Но есть и другая функция запрещения запретов, которая не менее важна: это функция поддержания видимости
– и мы все прекрасно знаем, как принципиально важны были видимости при сталинизме. Сталинский режим реагировал тотальной паникой, если вдруг возникала угроза, что видимости будут разрушены: в советской печати не было ни хроники происшествий, ни сообщений о преступниках и проститутках, не говоря уже об освещении рабочих или общественных протестов. Такое запрещение запретов вовсе специфично не только для коммунистических режимов – оно используется также и при нынешнем капитализме «вседозволенности». «Постмодерный» босс настаивает на том, что он не хозяин, а всего лишь координатор наших совместных творческих усилий, первый среди равных; между нами не должно быть формальностей, мы должны обращаться друг к другу просто по имени, он делится с нами грязными анекдотами. но при всем этом остается нашим хозяином.
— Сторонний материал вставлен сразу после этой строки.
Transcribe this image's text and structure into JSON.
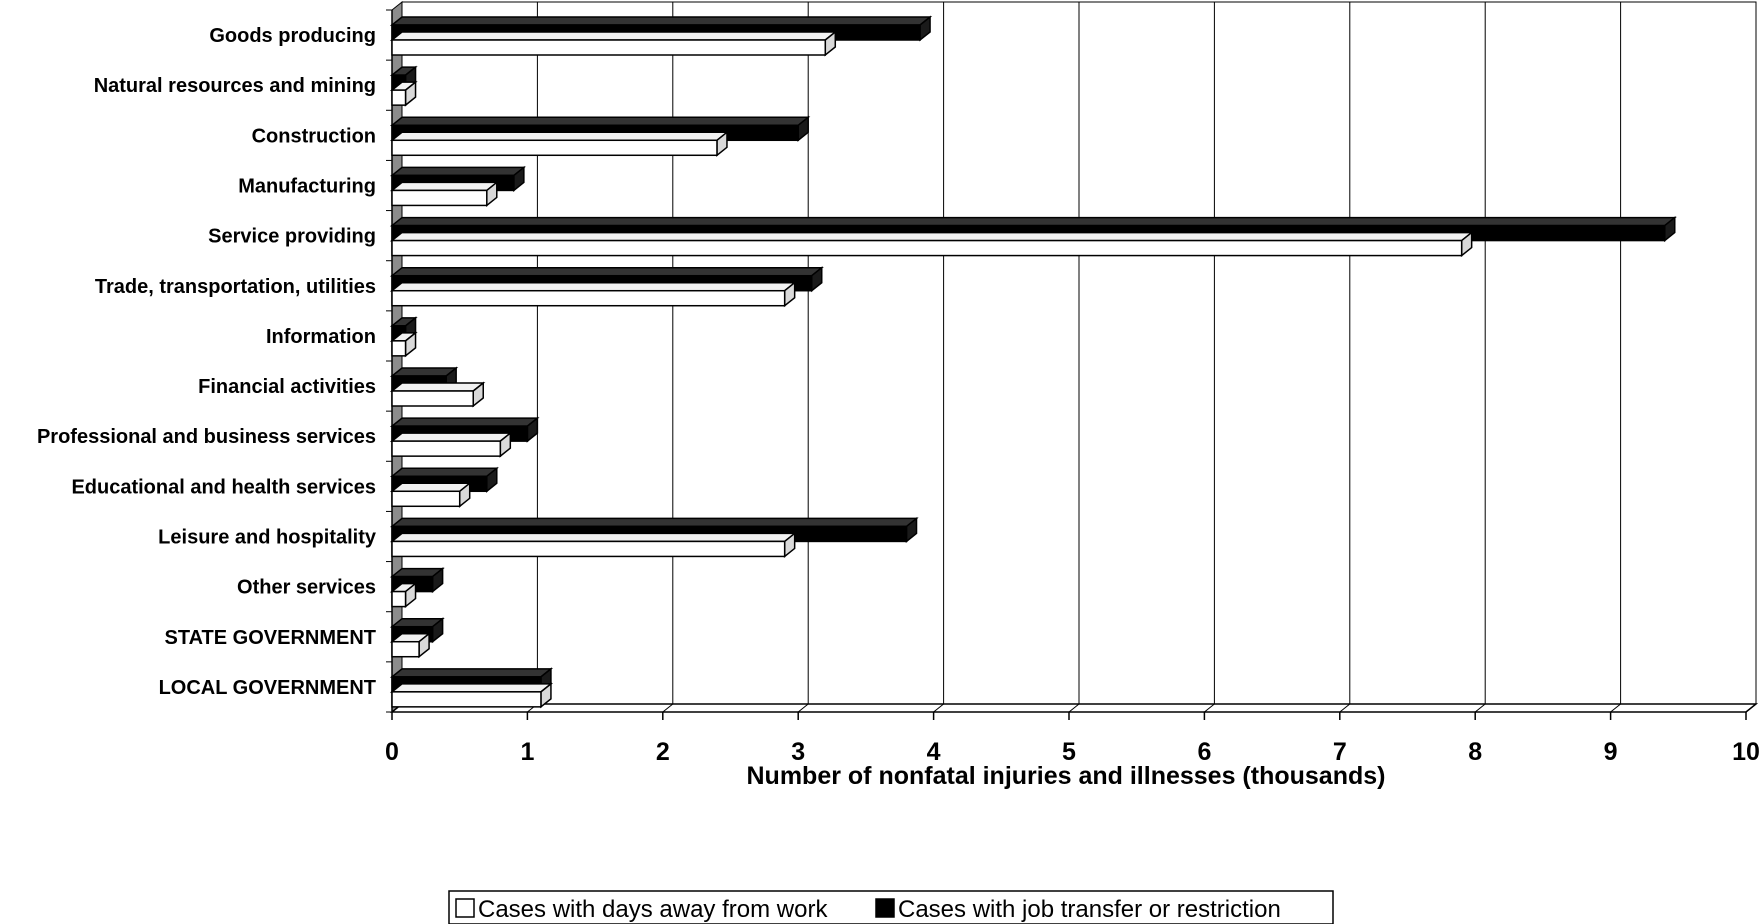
{
  "chart_data": {
    "type": "bar",
    "orientation": "horizontal",
    "style": "3d",
    "categories": [
      "Goods producing",
      "Natural resources and mining",
      "Construction",
      "Manufacturing",
      "Service providing",
      "Trade, transportation, utilities",
      "Information",
      "Financial activities",
      "Professional and business services",
      "Educational and health services",
      "Leisure and hospitality",
      "Other services",
      "STATE GOVERNMENT",
      "LOCAL GOVERNMENT"
    ],
    "series": [
      {
        "name": "Cases with days away from work",
        "color": "#ffffff",
        "values": [
          3.2,
          0.1,
          2.4,
          0.7,
          7.9,
          2.9,
          0.1,
          0.6,
          0.8,
          0.5,
          2.9,
          0.1,
          0.2,
          1.1
        ]
      },
      {
        "name": "Cases with job transfer or restriction",
        "color": "#000000",
        "values": [
          3.9,
          0.1,
          3.0,
          0.9,
          9.4,
          3.1,
          0.1,
          0.4,
          1.0,
          0.7,
          3.8,
          0.3,
          0.3,
          1.1
        ]
      }
    ],
    "xlabel": "Number of nonfatal injuries and illnesses (thousands)",
    "ylabel": "",
    "xlim": [
      0,
      10
    ],
    "xticks": [
      "0",
      "1",
      "2",
      "3",
      "4",
      "5",
      "6",
      "7",
      "8",
      "9",
      "10"
    ],
    "grid": "vertical",
    "legend_position": "bottom"
  }
}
При таких социальных связях отношения господства функционируют посредством их отрицания: мы не только обязаны подчиняться нашим хозяевам, но мы еще и должны вести себя так, как если бы мы были свободны и равны, как если бы никакого подчинения не было – что, конечно, делает ситуацию еще более унизительной. Парадоксальным образом в такой ситуации первый акт освобождения – потребовать от хозяина, чтобы он вел себя как таковой: нужно отбросить исходящую от хозяина фальшивую коллегиальность и настаивать, чтобы он поддерживал в отношениях с вами холодную дистанцию, как господин. Не удивительно, что все это звучит несколько кафкиански – Кафка действительно писал, что «крайне трудно жить под властью законов, которые никто не знает»8, и тем самым он озвучивал скрытую непристойность суперэго, заключенную в известном юридическом принципе, что «незнание закона не освобождает от ответственности». Деррида поэтому абсолютно прав, когда подчеркивает взаимные отсылки запрета и закона – закон не только запрещает, он и сам запрещен: «Закон есть запрет: это не значит, что он запрещает, но что он сам запрещен, запрещенное место <…> мы не можем добраться до закона, чтобы относиться к нему уважительно, к нему не нужно относиться, всякое отношение должно быть прервано. Нужно вступать в отношения только с представителями закона, его образцами, его стражами. Они приостанавливают закон в той же мере, в какой доносят его до нас. Не полагается знать, кто, что или где есть закон»9.В одном из своих коротких рассказов Кафка заметил, что подлинная тайна закона в том, что его не существует,
– еще один пример того, что Лакан называл несуществующим большим Другим. Это несуществование, конечно, не сводит закон к пустой воображаемой химере; оно скорее делает его невозможным Реальным, пустотой, которая тем не менее функционирует, оказывает влияние, производит эффекты, скручивает символическое пространство. В сегодняшнем политическом пространстве самый крайний случай такого Закона можно найти в Северной Корее, где патриархальность эффективно подрывается, но совершенно неожиданным способом. Не является ли Северная Корея последним настоящим бастионом сталинизма, соединившим тоталитарный контроль с конфуцианским авторитаризмом? Вот слова самой популярной северокорейской политической песни:О Трудовая партия Кореи, лишь у груди которой
Моя жизнь начинается и заканчивается!
Буду ли я похоронен в земле, или мой прах разнесет ветер,
Я остаюсь твоим сыном и снова возвращаюсь к твоей груди!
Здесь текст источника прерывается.